Dans ce camp entre Pantin et Paris, où les exilés n’ont pas le droit d’installer de tente et doivent dormir à même le sol, les discussions autour de la situation en Afghanistan sont sur toutes les lèvres. Sur son smartphone, Zain, un des quelques anglophones du coin, parcourt des vidéos sur Facebook. L’une d’elles montre une femme grimper à un mât pour y accrocher un drapeau afghan. « Les talibans ont dit qu’ils allaient remplacer le drapeau du pays, mais il y a encore des gens qui résistent, contextualise le jeune homme de 23 ans. Cette femme est très courageuse. »  

Zain, sur les bords du canal de l’Ourcq, le 18 août 2021. © Photo Sébastien Calvet / Mediapart

Originaire de la province du Logar, Zain n’envisage pas une seule seconde retourner dans son pays, où il étudiait l’anglais, depuis qu’il a été repris par les talibans. « Je me sens vraiment mal pour l’Afghanistan. C’est vraiment devenu très dangereux à cause du changement de régime. Avant, il y avait encore quelques endroits sous le contrôle du gouvernement où l’on pouvait vivre en sécurité... » Il scrolle à nouveau sur son téléphone, jusqu’à tomber sur une vidéo où les talibans libèrent les détenus d’une prison afghane. « Ils ont libéré tout le monde ! », s’étrangle Zain, alors que l’un des anciens prisonniers embrasse la main d’un taliban. « 20 000 personnes étaient détenues ici ! C’est n’importe quoi. »

Abdul Latif, arrivé en France il y a deux mois, a aussi quitté son pays à cause des talibans. « Mon père travaillait avec le gouvernement, en plus d’être professeur. Les talibans l’ont tué pour ça, relate-t-il. On veut juste la paix ici. Il n’y a rien de bien dans mon pays, il n’y a que des problèmes avec la prise de pouvoir des talibans et la fuite du gouvernement. » 

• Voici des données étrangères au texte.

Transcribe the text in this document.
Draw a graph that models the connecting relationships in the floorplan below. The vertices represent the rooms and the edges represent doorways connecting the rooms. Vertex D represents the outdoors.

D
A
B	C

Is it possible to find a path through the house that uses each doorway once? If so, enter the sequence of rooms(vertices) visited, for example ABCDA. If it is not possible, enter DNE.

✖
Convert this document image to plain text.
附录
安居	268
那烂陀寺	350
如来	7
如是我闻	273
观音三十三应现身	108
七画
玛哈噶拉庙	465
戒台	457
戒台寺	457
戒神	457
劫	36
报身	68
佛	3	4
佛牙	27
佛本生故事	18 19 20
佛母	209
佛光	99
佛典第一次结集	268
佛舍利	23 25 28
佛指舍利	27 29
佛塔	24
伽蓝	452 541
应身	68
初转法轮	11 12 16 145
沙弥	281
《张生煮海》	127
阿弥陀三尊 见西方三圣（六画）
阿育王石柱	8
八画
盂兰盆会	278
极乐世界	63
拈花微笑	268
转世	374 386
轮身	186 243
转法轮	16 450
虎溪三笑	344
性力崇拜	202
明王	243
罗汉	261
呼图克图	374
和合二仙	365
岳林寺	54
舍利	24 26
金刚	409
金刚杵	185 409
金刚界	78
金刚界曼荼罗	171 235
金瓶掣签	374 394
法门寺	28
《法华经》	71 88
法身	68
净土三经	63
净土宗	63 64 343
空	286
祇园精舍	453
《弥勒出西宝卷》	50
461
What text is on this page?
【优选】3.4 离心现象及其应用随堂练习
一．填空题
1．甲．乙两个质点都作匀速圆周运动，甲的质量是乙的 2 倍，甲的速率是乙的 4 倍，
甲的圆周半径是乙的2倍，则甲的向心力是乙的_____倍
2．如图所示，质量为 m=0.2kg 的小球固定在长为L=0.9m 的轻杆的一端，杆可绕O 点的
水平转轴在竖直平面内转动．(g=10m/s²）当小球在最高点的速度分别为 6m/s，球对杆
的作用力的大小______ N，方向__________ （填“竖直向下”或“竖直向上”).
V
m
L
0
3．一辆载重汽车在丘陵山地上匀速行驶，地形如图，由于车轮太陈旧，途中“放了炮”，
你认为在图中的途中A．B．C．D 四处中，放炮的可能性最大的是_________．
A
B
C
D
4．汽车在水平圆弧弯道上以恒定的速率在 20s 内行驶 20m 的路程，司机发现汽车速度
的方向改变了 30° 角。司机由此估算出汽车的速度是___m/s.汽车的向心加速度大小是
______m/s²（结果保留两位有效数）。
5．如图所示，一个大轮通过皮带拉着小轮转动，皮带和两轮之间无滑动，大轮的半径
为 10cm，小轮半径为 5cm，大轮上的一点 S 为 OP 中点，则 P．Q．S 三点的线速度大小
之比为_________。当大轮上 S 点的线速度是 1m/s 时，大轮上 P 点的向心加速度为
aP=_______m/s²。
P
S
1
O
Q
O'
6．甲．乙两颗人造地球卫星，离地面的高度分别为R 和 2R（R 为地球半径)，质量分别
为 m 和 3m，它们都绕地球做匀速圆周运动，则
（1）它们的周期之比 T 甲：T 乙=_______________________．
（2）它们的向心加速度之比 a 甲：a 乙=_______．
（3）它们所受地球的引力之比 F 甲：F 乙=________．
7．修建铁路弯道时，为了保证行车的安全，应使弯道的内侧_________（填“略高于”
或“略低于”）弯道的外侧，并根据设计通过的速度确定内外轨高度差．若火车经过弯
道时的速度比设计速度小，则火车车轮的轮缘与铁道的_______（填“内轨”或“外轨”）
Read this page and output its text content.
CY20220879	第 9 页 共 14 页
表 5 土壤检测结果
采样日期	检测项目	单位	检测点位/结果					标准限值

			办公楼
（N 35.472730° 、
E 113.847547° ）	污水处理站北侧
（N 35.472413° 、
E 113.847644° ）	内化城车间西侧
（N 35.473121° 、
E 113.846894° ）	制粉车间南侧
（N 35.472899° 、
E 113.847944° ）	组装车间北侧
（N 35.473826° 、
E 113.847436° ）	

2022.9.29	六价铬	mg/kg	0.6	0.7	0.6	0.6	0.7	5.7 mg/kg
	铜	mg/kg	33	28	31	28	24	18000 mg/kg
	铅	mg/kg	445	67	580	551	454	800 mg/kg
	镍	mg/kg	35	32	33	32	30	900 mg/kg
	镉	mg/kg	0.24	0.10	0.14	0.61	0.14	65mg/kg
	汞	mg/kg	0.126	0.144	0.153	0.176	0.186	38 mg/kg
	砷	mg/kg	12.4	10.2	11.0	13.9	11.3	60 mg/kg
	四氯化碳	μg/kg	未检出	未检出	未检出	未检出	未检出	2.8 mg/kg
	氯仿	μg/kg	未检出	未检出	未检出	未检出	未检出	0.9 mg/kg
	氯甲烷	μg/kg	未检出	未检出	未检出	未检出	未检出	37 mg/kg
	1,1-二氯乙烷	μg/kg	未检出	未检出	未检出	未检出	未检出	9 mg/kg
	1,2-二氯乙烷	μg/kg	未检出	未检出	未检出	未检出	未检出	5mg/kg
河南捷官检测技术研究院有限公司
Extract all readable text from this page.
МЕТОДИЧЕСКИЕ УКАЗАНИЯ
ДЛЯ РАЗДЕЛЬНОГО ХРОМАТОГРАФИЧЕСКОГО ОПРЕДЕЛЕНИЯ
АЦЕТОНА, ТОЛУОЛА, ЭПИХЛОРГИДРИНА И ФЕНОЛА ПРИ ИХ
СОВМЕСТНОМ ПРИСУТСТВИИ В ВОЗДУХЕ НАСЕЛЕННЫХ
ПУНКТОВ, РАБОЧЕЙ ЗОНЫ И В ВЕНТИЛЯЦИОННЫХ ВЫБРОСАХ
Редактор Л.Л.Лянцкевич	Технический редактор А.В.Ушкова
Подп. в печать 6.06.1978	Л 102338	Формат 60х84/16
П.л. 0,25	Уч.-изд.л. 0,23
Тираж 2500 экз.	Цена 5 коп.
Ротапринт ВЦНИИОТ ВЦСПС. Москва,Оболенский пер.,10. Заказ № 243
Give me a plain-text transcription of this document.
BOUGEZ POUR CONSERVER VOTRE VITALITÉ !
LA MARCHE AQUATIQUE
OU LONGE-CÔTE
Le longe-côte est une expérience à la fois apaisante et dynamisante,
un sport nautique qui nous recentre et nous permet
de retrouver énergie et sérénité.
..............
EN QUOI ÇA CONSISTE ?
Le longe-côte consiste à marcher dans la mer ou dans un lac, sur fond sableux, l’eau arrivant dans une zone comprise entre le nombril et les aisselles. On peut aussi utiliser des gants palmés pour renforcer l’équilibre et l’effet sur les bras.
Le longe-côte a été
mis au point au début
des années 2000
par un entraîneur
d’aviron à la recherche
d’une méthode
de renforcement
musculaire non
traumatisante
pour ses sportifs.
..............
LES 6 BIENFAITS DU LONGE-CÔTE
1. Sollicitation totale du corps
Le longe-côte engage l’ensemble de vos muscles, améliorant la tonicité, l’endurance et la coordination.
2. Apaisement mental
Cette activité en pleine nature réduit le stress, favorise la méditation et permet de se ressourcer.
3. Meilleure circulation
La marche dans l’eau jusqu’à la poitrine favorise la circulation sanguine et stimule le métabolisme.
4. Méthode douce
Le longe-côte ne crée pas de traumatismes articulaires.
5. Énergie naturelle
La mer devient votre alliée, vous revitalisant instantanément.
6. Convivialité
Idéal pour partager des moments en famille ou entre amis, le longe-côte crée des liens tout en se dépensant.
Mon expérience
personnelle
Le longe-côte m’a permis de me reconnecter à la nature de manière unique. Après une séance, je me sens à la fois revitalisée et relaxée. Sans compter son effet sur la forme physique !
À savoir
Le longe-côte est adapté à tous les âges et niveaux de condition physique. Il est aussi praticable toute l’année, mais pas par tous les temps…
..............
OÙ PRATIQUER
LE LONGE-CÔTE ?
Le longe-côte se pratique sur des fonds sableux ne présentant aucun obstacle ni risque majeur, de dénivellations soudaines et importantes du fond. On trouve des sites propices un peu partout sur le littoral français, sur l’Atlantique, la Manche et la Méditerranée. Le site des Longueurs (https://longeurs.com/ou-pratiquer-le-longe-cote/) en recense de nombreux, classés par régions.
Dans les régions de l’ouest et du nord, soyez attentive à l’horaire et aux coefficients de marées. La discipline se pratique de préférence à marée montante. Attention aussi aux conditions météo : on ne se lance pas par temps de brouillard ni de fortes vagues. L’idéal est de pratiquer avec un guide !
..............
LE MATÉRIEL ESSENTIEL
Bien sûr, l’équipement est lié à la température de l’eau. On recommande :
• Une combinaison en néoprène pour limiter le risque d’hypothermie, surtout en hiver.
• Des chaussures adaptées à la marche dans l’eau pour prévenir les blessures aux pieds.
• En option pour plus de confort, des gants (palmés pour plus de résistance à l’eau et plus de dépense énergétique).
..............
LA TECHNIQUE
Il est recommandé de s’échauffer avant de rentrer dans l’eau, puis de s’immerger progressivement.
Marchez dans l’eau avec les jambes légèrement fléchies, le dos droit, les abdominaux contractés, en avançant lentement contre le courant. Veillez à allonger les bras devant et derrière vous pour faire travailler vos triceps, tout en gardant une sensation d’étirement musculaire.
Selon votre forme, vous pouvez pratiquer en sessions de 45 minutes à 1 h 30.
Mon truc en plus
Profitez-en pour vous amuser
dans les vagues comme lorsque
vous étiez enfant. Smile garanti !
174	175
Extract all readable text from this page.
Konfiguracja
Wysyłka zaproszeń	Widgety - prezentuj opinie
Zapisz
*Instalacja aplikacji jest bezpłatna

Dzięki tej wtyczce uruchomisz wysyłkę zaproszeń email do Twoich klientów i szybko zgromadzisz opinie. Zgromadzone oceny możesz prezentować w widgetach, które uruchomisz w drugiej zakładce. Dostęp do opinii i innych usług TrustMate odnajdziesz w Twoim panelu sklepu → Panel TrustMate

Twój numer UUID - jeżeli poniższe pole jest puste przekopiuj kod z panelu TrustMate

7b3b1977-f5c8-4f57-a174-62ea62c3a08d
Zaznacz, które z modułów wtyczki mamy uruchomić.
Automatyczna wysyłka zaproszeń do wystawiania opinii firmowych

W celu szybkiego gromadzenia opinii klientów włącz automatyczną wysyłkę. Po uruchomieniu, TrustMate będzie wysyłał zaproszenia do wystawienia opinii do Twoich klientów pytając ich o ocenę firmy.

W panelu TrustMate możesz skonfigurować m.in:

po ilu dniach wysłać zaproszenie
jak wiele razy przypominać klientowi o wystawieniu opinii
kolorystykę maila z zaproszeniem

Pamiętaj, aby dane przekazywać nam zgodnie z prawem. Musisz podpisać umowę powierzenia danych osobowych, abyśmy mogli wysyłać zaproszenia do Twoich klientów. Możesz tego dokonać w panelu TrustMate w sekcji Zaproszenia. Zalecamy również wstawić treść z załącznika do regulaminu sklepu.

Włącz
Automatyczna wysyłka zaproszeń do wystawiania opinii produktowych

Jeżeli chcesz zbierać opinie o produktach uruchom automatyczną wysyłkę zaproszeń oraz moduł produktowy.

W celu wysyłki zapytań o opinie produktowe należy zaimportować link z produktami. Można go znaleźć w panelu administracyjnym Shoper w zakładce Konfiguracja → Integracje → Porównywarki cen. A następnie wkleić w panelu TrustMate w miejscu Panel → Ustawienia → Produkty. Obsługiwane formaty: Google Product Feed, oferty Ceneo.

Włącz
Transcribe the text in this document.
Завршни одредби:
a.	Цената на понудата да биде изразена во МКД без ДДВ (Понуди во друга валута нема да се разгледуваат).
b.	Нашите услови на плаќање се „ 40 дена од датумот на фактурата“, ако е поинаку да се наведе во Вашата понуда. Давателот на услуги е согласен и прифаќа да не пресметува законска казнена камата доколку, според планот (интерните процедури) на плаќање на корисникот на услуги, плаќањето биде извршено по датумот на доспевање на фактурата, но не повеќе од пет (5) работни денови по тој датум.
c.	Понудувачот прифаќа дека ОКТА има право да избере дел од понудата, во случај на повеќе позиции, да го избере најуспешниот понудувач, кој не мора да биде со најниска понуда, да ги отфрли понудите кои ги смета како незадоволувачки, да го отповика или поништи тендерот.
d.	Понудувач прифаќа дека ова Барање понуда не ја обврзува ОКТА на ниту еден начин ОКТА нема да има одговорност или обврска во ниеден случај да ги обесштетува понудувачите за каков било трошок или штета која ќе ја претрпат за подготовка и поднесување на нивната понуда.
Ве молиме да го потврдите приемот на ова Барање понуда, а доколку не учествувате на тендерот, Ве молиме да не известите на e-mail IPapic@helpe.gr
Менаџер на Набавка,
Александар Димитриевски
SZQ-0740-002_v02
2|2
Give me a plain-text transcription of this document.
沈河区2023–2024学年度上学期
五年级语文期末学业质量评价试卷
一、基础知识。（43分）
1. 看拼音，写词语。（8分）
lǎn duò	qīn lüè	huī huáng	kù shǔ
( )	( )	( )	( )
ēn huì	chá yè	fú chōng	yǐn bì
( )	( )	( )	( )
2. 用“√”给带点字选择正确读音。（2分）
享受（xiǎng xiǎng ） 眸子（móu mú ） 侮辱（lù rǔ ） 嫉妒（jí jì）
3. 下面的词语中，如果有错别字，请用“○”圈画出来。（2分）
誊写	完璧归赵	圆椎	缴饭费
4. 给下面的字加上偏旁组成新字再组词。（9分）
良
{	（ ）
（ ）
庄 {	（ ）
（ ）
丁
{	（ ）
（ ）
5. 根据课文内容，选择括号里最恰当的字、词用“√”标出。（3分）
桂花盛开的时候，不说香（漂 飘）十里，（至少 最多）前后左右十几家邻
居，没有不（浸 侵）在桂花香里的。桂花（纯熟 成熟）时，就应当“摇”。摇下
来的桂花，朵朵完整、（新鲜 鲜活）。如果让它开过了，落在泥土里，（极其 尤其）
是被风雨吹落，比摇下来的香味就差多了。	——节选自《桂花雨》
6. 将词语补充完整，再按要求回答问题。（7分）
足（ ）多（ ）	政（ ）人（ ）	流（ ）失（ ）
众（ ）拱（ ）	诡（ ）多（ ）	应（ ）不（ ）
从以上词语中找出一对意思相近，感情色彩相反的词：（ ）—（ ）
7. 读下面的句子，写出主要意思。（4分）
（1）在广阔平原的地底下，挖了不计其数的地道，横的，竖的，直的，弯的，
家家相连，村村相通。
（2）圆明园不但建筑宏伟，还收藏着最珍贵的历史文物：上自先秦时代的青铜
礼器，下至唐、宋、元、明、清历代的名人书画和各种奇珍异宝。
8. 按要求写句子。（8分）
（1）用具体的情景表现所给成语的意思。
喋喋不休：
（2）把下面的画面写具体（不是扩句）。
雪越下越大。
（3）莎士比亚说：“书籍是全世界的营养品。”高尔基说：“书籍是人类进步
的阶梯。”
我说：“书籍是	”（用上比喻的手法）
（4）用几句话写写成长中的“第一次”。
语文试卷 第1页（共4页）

Pantin, le 18 août 2021. Zain montre sur son téléphone une vidéo où les talibans libèrent les détenus d’une prison afghane. © Photo Sébastien Calvet / Mediapart

Tous décrivent une vie « très dure » en Afghanistan, qu’ils ont quitté par crainte des talibans. « Si les exilés afghans viennent en France, c’est qu’ils n’ont pas d'autre choix que de fuir leur pays, commente Camille, de Solidarité migrants Wilson, avant de déplorer leurs conditions d’accueil en France. Quand on sait que des demandeurs d’asile de longue date ne sont toujours pas accueillis dans une structure stable et pérenne avec un suivi convenable… »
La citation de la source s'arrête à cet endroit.